Tax Distribution Clauses: Keeping Cash and Tax Bills Aligned
Roger Ledbetter, CPA · 2026-02-22 · 4 min read
A tax distribution clause requires the partnership to distribute enough cash to help partners cover the taxes on their allocated income. Without this provision, partners can end up owing tax on K-1 income they never received as cash. Tax distributions are one of the most practical provisions in an operating agreement, and one of the most commonly missing.
What Is a Tax Distribution?
A tax distribution is a cash distribution from the partnership calculated based on each partner's allocated taxable income for the year. The partnership applies an assumed tax rate to the allocation and distributes that amount so the partner can pay their tax bill.
Tax distributions exist because partnerships are pass-through entities. Income is taxed when allocated, not when distributed. A partner can have significant taxable income on their K-1 without receiving any cash from the partnership. The tax distribution clause addresses this gap.
How Is the Amount Calculated?
A typical tax distribution clause works like this:
Step 1: Determine each partner's cumulative taxable income from the partnership for the year.
Step 2: Apply an assumed tax rate. This is usually the highest combined federal and state marginal rate. Using the highest rate ensures the distribution covers the tax liability for partners in top brackets.
Step 3: Subtract any other distributions the partner has already received during the year. The tax distribution covers the gap, not the full tax amount.
The result is the minimum distribution needed to fund each partner's estimated tax obligation on their partnership income.
Are Tax Distributions Advances or Extra?
Most operating agreements structure tax distributions as advances against future waterfall distributions. The partner receives cash now to cover the tax bill, and that amount is netted against their next regular distribution under the waterfall.
This is an important distinction. The tax distribution does not give the partner extra money. It accelerates cash they would eventually receive through the normal waterfall. Their total economic return is the same. The timing of cash flow shifts to match the timing of the tax obligation.
When Do Tax Distributions Matter Most?
Tax distributions are most important in deals where income allocations and cash distributions are likely to be out of sync. The most common scenarios include:
Waterfall structures with distribution preferences. In deals with preferred returns or tiered waterfalls, lower-priority investors may sit behind other investors in distribution preference. They may not receive cash distributions during the hold period. But they can still receive income allocated to them from partnership operations. A tax distribution clause ensures these partners receive enough cash to cover their tax obligations on that allocated income, even when regular waterfall distributions have not reached their tier.
Depreciation recapture at sale. Partners receive depreciation deductions during the hold period, then recognize recaptured income at sale. If sale proceeds go to debt payoff or reserves, there may not be enough cash distributed to cover the tax.

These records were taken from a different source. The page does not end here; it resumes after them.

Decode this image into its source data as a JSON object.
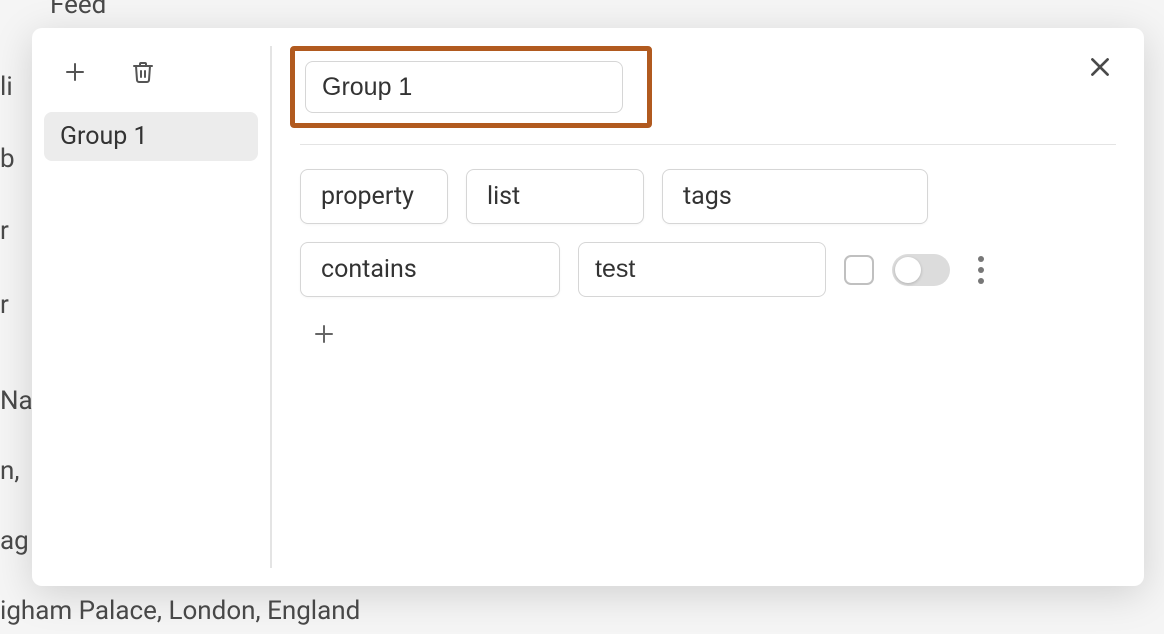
{
  "background": {
    "feed": "Feed",
    "fragments": [
      "li",
      "b",
      "r",
      "r ",
      "Na",
      "n,",
      "ag"
    ],
    "palace": "igham Palace, London, England"
  },
  "sidebar": {
    "groups": [
      {
        "label": "Group 1",
        "active": true
      }
    ]
  },
  "editor": {
    "group_name": "Group 1",
    "filter": {
      "kind": "property",
      "scope": "list",
      "field": "tags",
      "operator": "contains",
      "value": "test",
      "checkbox": false,
      "toggle": false
    }
  }
}
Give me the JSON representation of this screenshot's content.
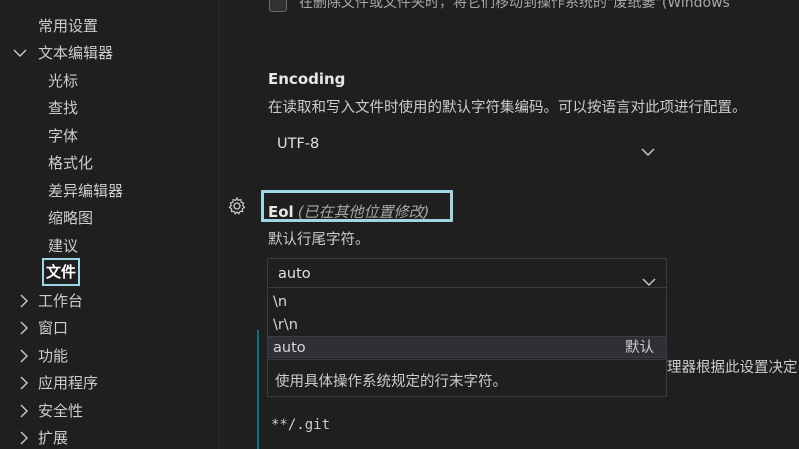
{
  "sidebar": {
    "items": [
      {
        "label": "常用设置",
        "expandable": false
      },
      {
        "label": "文本编辑器",
        "expandable": true,
        "expanded": true
      },
      {
        "label": "光标",
        "child": true
      },
      {
        "label": "查找",
        "child": true
      },
      {
        "label": "字体",
        "child": true
      },
      {
        "label": "格式化",
        "child": true
      },
      {
        "label": "差异编辑器",
        "child": true
      },
      {
        "label": "缩略图",
        "child": true
      },
      {
        "label": "建议",
        "child": true
      },
      {
        "label": "文件",
        "child": true,
        "active": true
      },
      {
        "label": "工作台",
        "expandable": true
      },
      {
        "label": "窗口",
        "expandable": true
      },
      {
        "label": "功能",
        "expandable": true
      },
      {
        "label": "应用程序",
        "expandable": true
      },
      {
        "label": "安全性",
        "expandable": true
      },
      {
        "label": "扩展",
        "expandable": true
      }
    ]
  },
  "main": {
    "top_clipped": "在删除文件或文件夹时，将它们移动到操作系统的\"废纸篓\"(Windows",
    "encoding": {
      "title": "Encoding",
      "description": "在读取和写入文件时使用的默认字符集编码。可以按语言对此项进行配置。",
      "value": "UTF-8"
    },
    "eol": {
      "title": "Eol",
      "modified_note": "(已在其他位置修改)",
      "description": "默认行尾字符。",
      "value": "auto",
      "options": [
        "\\n",
        "\\r\\n",
        "auto"
      ],
      "default_label": "默认",
      "option_description": "使用具体操作系统规定的行末字符。"
    },
    "behind_text": "理器根据此设置决定",
    "exclude_example": "**/.git"
  },
  "colors": {
    "focus_outline": "#9fd6e3",
    "background": "#1f1f1f",
    "accent_bar": "#0e6e87"
  }
}
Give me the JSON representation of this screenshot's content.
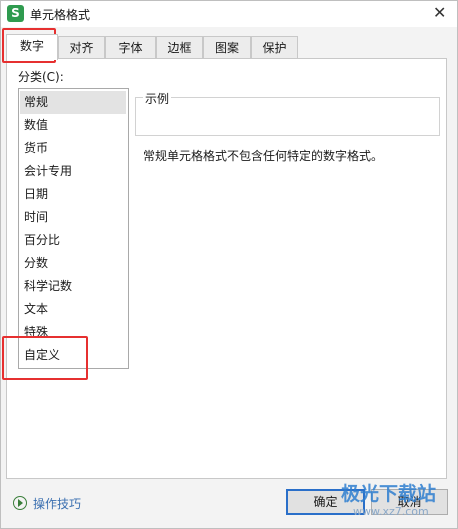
{
  "window": {
    "title": "单元格格式",
    "app_icon_letter": "S",
    "close_glyph": "✕"
  },
  "tabs": [
    {
      "label": "数字",
      "active": true
    },
    {
      "label": "对齐"
    },
    {
      "label": "字体"
    },
    {
      "label": "边框"
    },
    {
      "label": "图案"
    },
    {
      "label": "保护"
    }
  ],
  "category": {
    "label": "分类(C):",
    "items": [
      "常规",
      "数值",
      "货币",
      "会计专用",
      "日期",
      "时间",
      "百分比",
      "分数",
      "科学记数",
      "文本",
      "特殊",
      "自定义"
    ],
    "selected": "常规"
  },
  "sample": {
    "title": "示例",
    "value": ""
  },
  "description": "常规单元格格式不包含任何特定的数字格式。",
  "footer": {
    "tips_label": "操作技巧",
    "ok_label": "确定",
    "cancel_label": "取消"
  },
  "watermark": {
    "text": "极光下载站",
    "url": "www.xz7.com"
  },
  "colors": {
    "highlight": "#e63030",
    "accent": "#2a6fc9",
    "link": "#3a6fb0"
  }
}
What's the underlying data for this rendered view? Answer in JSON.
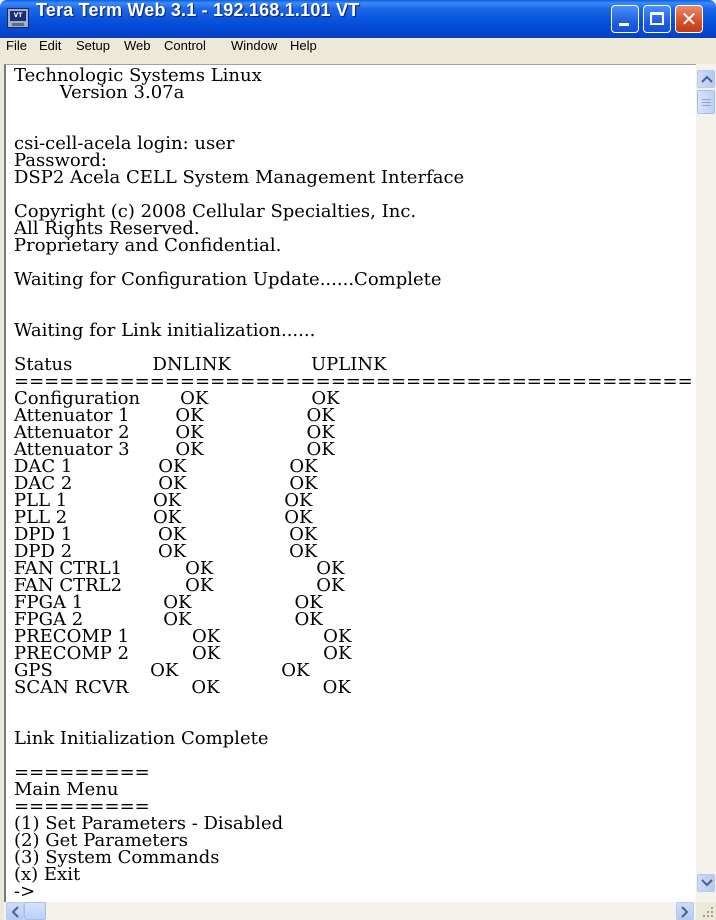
{
  "window": {
    "title": "Tera Term Web 3.1 - 192.168.1.101 VT",
    "app_icon_text": "VT"
  },
  "menu": [
    "File",
    "Edit",
    "Setup",
    "Web",
    "Control",
    "Window",
    "Help"
  ],
  "terminal": {
    "lines": [
      "Technologic Systems Linux",
      "        Version 3.07a",
      "",
      "",
      "csi-cell-acela login: user",
      "Password:",
      "DSP2 Acela CELL System Management Interface",
      "",
      "Copyright (c) 2008 Cellular Specialties, Inc.",
      "All Rights Reserved.",
      "Proprietary and Confidential.",
      "",
      "Waiting for Configuration Update......Complete",
      "",
      "",
      "Waiting for Link initialization......",
      "",
      "Status              DNLINK              UPLINK",
      "=============================================",
      "Configuration       OK                  OK",
      "Attenuator 1        OK                  OK",
      "Attenuator 2        OK                  OK",
      "Attenuator 3        OK                  OK",
      "DAC 1               OK                  OK",
      "DAC 2               OK                  OK",
      "PLL 1               OK                  OK",
      "PLL 2               OK                  OK",
      "DPD 1               OK                  OK",
      "DPD 2               OK                  OK",
      "FAN CTRL1           OK                  OK",
      "FAN CTRL2           OK                  OK",
      "FPGA 1              OK                  OK",
      "FPGA 2              OK                  OK",
      "PRECOMP 1           OK                  OK",
      "PRECOMP 2           OK                  OK",
      "GPS                 OK                  OK",
      "SCAN RCVR           OK                  OK",
      "",
      "",
      "Link Initialization Complete",
      "",
      "=========",
      "Main Menu",
      "=========",
      "(1) Set Parameters - Disabled",
      "(2) Get Parameters",
      "(3) System Commands",
      "(x) Exit",
      "->"
    ]
  }
}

Target Capital allocations with accrued preferred returns. Under Target Capital, income can be allocated to reflect accrued returns that have not been paid in cash.
Debt paydown from operations. When cash flow services the mortgage instead of flowing to partners, taxable income can exceed cash distributions.
I covered how these situations create phantom income in an earlier post. The Top 10 Items to Review includes missing tax distribution clauses as one of the most common gaps.
This post is educational and does not constitute tax or legal advice. Consult your CPA or tax advisor for guidance specific to your situation.